The researchers evaluated more than 36,000 diverse DNA samples given by volunteers to an established biobank at Mount Sinai. Samples were linked to the respective individual's electronic health record collected by the institution, meaning each sample was associated with disease data. All information was de-identified.

The result was a comprehensive database of genetic lineage and disease burden.

"It's using data that health systems capture operationally to function and to do business," Kenny said, "and repurposing that to tell us about health outcomes."

She continued, "For example, if you have a medical billing code for Type 2 diabetes, that's giving a piece of information that you might actually have Type 2 diabetes."

The team drew the correlations by using machine-learning mechanisms that indicated some genetic traits found across sub-populations have a strong relationship with the likelihood of developing particular diseases. The asthma example was one of the notable findings.

"Genetic ancestry is telling us about our human history and our lineages," Kenny said, "every linear trend tracing back to our ancestors in sub-Saharan Africa and the types of movements and migrations of humans around the planet, back and forth."

The work draws an updated picture of demographic connections and history for any human on Earth and from every source of the family tree.
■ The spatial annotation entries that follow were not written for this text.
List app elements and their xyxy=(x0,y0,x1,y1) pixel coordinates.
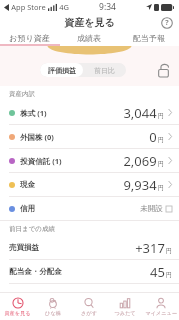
button[interactable]: さがす xyxy=(71,293,107,320)
staticText: つみたて xyxy=(114,310,136,317)
staticText: 配当金・分配金 xyxy=(9,267,62,276)
staticText: 資産内訳 xyxy=(9,90,35,98)
staticText: 成績表 xyxy=(77,33,101,43)
staticText: 資産を見る xyxy=(64,16,115,29)
staticText: 投資信託 (1) xyxy=(20,156,62,166)
staticText: 配当予報 xyxy=(133,33,165,43)
staticText: お預り資産 xyxy=(9,33,50,43)
staticText: さがす xyxy=(81,310,97,317)
staticText: 9,934 xyxy=(123,176,157,194)
button[interactable]: 成績表 xyxy=(59,31,119,44)
button[interactable]: マイメニュー xyxy=(143,293,179,320)
staticText: 資産を見る xyxy=(4,310,31,317)
button[interactable]: 評価損益 xyxy=(40,63,83,77)
staticText: 株式 (1) xyxy=(20,108,47,118)
staticText: 円 xyxy=(166,247,172,255)
staticText: 45 xyxy=(150,263,165,281)
button[interactable]: 外国株 (0) xyxy=(0,125,179,149)
staticText: 外国株 (0) xyxy=(20,132,54,142)
staticText: 円 xyxy=(158,160,164,168)
staticText: ひな株 xyxy=(45,310,61,317)
button[interactable]: ひな株 xyxy=(35,293,71,320)
staticText: 評価損益 xyxy=(48,66,76,75)
staticText: 9:34 xyxy=(99,1,116,13)
staticText: 2,069 xyxy=(123,152,157,170)
button[interactable]: 配当金・分配金 xyxy=(0,260,179,284)
staticText: 4G xyxy=(59,2,69,12)
staticText: 未開設 xyxy=(140,204,163,213)
button[interactable]: 売買損益 xyxy=(0,236,179,260)
staticText: 円 xyxy=(158,184,164,192)
staticText: 円 xyxy=(158,112,164,120)
staticText: ? xyxy=(165,18,169,28)
button[interactable]: 金額の表示・非表示 xyxy=(155,62,171,78)
button[interactable]: 株式 (1) xyxy=(0,101,179,125)
staticText: 円 xyxy=(166,271,172,279)
staticText: App Store xyxy=(11,2,46,12)
button[interactable]: ヘルプ xyxy=(161,17,173,29)
staticText: マイメニュー xyxy=(145,310,177,317)
staticText: 前日比 xyxy=(94,66,115,75)
button[interactable]: 前日比 xyxy=(83,63,126,77)
button[interactable]: 配当予報 xyxy=(119,31,179,44)
button[interactable]: 投資信託 (1) xyxy=(0,149,179,173)
staticText: 現金 xyxy=(20,180,35,189)
staticText: 0 xyxy=(149,128,157,146)
button[interactable]: つみたて xyxy=(107,293,143,320)
staticText: 円 xyxy=(158,136,164,144)
button[interactable]: お預り資産 xyxy=(0,31,59,44)
staticText: 信用 xyxy=(20,204,35,213)
staticText: 前日までの成績 xyxy=(9,225,55,233)
button[interactable]: 現金 xyxy=(0,173,179,197)
button[interactable]: 信用 xyxy=(0,197,179,221)
staticText: 売買損益 xyxy=(9,243,39,252)
staticText: 3,044 xyxy=(123,104,157,122)
staticText: +317 xyxy=(135,239,165,257)
button[interactable]: 資産を見る xyxy=(0,293,35,320)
That's an upgrade, Kenny says, from the standard model of ticking a box about race that oversimplifies one's identity.

"A lot of people, faced with a question about their race and ethnicity, either don't opt to complete the questionnaire or tick multiple boxes," Kenny said. "It's an issue that is very important to think about, because obviously people's self-identity can be very complicated."
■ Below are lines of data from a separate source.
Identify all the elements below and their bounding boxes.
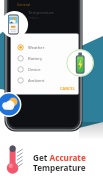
staticText: Temperature <box>28 9 55 15</box>
staticText: General <box>17 2 31 7</box>
staticText: Celsius <box>28 15 39 19</box>
staticText: Ambient <box>28 78 45 84</box>
staticText: Weather <box>28 45 45 51</box>
staticText: Get Accurate Temperature <box>33 152 86 173</box>
button[interactable]: Weather <box>28 45 45 51</box>
button[interactable]: Ambient <box>28 78 45 84</box>
staticText: Battery <box>28 56 43 62</box>
button[interactable]: CANCEL <box>60 86 75 91</box>
staticText: CANCEL <box>60 86 75 91</box>
button[interactable]: Battery <box>28 56 43 62</box>
button[interactable]: Device <box>28 67 41 73</box>
staticText: Device <box>28 67 41 73</box>
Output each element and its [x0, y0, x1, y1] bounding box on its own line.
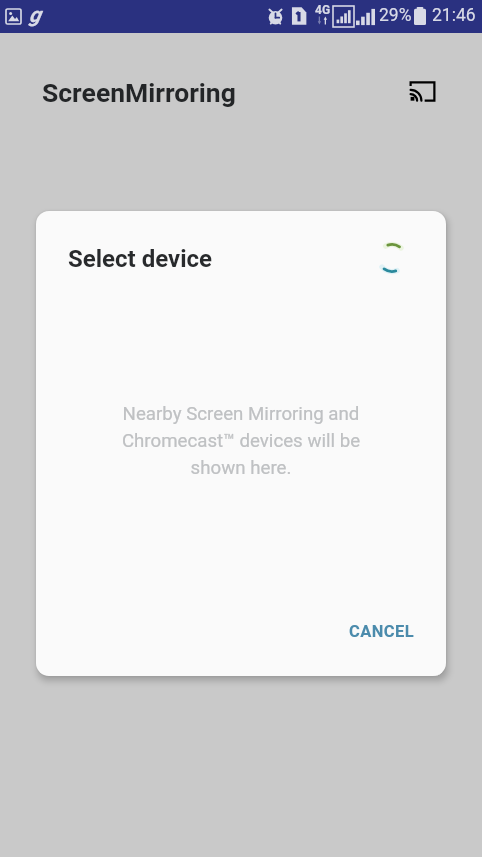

In the same vein, the researchers acknowledged their study does not explore biological sex differences or mixed-race individuals, as the team corrected for these factors. 

"We did see that about 6% to 7% of participants in our study appeared to have more than one group that they could necessarily fit in," she said. "It's something that we're looking to the future for."

Kenny further explained that there are two things to think about regarding genetic ancestry's application in the clinic. First is determining the arenas of clinical care where this information could be applied. She suggests that the most obvious would be specialties of medical genetics but also subspecialties such as cardiology, immunology, neurology and oncology, which all study inheritable diseases. 

The second critical factor, Kenny says, is understanding what regulations must be in place to ensure unprejudiced use of data that indicates heritage. She notes that health systems are getting to a point where people can be associated with a particular race from MRI imaging, let alone genetic information.

"I'm stressing that we don't just immediately put this into clinical care — we really have to do the next step of implementation research," Kenny said. "And from that … start to also work with policymakers and with regulators."

She continued, "It requires the same level of scrutiny and the same level of ethical upholding of standards in health systems as applies to other any other patient data."

The study, "Toward a fine-scale population health monitoring system," published April 15 in Cell, was authored by Gillian M. Belbin, Sinead Cullina, Stephane Wenric, Noam D. Beckmann, Arden Moscati, Emily R. Soper, Benjamin S. Glicksberg, Denis Torre, Ariella Cohain, Steve Ellis, CBIPM Genomics Team, Erwin P. Bottinger, Judy H. Cho, Ruth J.F. Loos and Eimear E. Kenny, Icahn School of Medicine at Mount Sinai; Genevieve L. Wojcik and Elena P. Sorokin, Stanford University; Ruhollah Shemirani and Jose-Luis Ambite, University of Southern California; Danny S. Park and Noura S. Abul-Husn, Icahn School of Medicine at Mount Sinai and University of California, San Francisco; Adam Auton, Albert Einstein College of Medicine; Noah A. Zaitlen, University of California, Los Angeles; Christopher R. Gignoux, University of Colorado Anschutz Medical Campus; and Regeneron Genetics Center.